A.A. – O que você espera de um homem na vida pública? Primeiro, que lance ideias. Tentei. Segundo, que se dedique à vida pública e lute por ela. Lutei. Nunca faltei ao que me propus. E paguei por isso. Não me deram 12 anos de exílio porque fiquei tocando flauta. Não fui um revolucionário. Não sei se era época de ser um revolucionário. Não era meu temperamento, mas eu dei as patadas, uma por uma. Orgulho-me da dignidade. Os colegas dizem: “É um homem que atravessou a vida pública e não roubou, não se valeu do cargo público para enriquecer”. Isso eu tenho, meu avô teve, também meu pai, que foi prefeito e morreu pobre. Não que eu goste de ser pobre.
Brasileiros – O senhor foi vice do governo Quércia, que sofreu várias denúncias de corrupção. Passou incólume?
A.A. – Tenho orgulho de ter passado incólume. Houve uma época em que estava na Secretaria dos Negócios Metropolitanos quando houve um problema grave. Uma grande empresa de ônibus da região de Mogi das Cruzes, não estava cumprindo seu papel. O povo revoltou-se com a denúncia de corrupção. Eu era o poder concedente como secretário e, segundo constava, estariam tentando subornar a comissão que eu havia nomeado. Quando eu menos espero, surge a acusação de que eu estava sendo comprado pelos corruptos. Foi um sofrimento que você não pode avaliar. Na mesma hora convoquei a imprensa e exigi a imediata instalação de inquérito administrativo e policial. Fui à Assembleia e exigi que o Poder Legislativo ou me convidasse ou me convocasse para me ouvir de público ou abrisse inquérito, uma espécie de CPI. Depois de um mês, numa belíssima reunião na Assembleia, com todos lá, apresentei um catatau desse tamanho que se chama Em Defesa da Honra da Dignidade Pública, em que contei a história toda e arrasei meus ilustres interlocutores. Por conta disso, um deputado foi cassado por corrupção, processado e condenado criminalmente e só não foi para cadeia porque apelou para a Lei Fleury. Cumpriu a pena em casa. O prefeito sumiu.
Brasileiros – O senhor ainda advoga?
A.A. – Não. Tenho um bom escritório de advocacia, no bairro do Belém, em sociedade com um grande amigo, o doutor Benedito Ribeiro. Vou lá cada vez menos. As causas sob a minha orientação já estão no fim. Não aceito mais causas. Nenhuma demorará menos de dez anos. Eu tenho 80, vou começar uma causa para quando? Estou escrevendo um bom livro, sobre 1964. A metade está pronta. Terminarei este ano.

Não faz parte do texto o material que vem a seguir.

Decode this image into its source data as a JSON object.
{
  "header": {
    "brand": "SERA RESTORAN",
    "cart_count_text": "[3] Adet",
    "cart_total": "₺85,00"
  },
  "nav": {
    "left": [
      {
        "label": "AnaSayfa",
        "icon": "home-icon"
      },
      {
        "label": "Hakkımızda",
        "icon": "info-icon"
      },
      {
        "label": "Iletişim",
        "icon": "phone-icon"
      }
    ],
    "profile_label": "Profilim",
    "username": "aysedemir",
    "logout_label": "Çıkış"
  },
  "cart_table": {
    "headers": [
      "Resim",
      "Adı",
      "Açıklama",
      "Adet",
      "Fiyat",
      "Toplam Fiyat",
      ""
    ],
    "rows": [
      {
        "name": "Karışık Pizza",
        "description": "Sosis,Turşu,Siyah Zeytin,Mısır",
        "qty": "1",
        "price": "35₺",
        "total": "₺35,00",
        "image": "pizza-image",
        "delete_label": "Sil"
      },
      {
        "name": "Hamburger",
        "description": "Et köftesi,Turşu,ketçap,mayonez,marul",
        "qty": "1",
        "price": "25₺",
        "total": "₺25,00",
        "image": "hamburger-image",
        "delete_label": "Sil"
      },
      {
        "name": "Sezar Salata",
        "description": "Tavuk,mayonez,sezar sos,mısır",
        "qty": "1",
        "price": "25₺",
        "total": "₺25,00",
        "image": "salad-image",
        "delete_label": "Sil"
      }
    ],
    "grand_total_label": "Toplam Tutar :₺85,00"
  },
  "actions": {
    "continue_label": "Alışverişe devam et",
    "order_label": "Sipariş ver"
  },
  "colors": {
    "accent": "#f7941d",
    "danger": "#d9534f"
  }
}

Também escrevo sobre a Lygia, que morreu em 2007. Mostra a verdade do período do exílio e minha lembrança, minha história vivida.
Brasileiros – Uma autobiografia?
A.A. – Eu chamaria de uma biografia do amor. Não é uma biografia em que diga: “Aí, eu fiz isso. Aí, fiz aquilo”. Escrevo ainda um romance, Maju, Amor e Morte. Uma história de amor. Não sei se terei tempo para tudo isso.
Brasileiros – O senhor acredita ter escolhido os caminhos certos?
A.A. – Tenho duas vertentes. Uma relação de amor que foi muito forte, que atravessa a vida. Não impede que eu tenha tido meus pecadilhos. A opção do amor para mim é a grande opção. A outra é a opção política. Tomei posições que eu sentia profundamente, desde Manaus, desde a faculdade de Direito… Poderia ter sido maior, poderia ter me preparado melhor para ser mais contundente na defesa das missões. Mas a vertente da vida pública foi a vertente que deveria ser a minha. Entrei pobre na vida pública. Na hora de ir para o exílio não tinha um tostão para manter minha família. Voltei do exílio pobre. Continuo pobre, moro nesta casa alugada. Acho que dignifiquei o que aprendi com meus pais.
Brasileiros – O que falta em sua biografia?
A.A. – Tive a grande ambição de ser poeta. Tenho livros de poesia publicados, mas sei que não me tornei um bom poeta. Aqui ou acolá deu para fazer algo que presta. Isso para mim é uma tristeza muito grande, a minha grande frustração. A outra é que não me tornei rico. Não me agrada não ter me tornado rico, mas também não me ponho embaixo da ponte.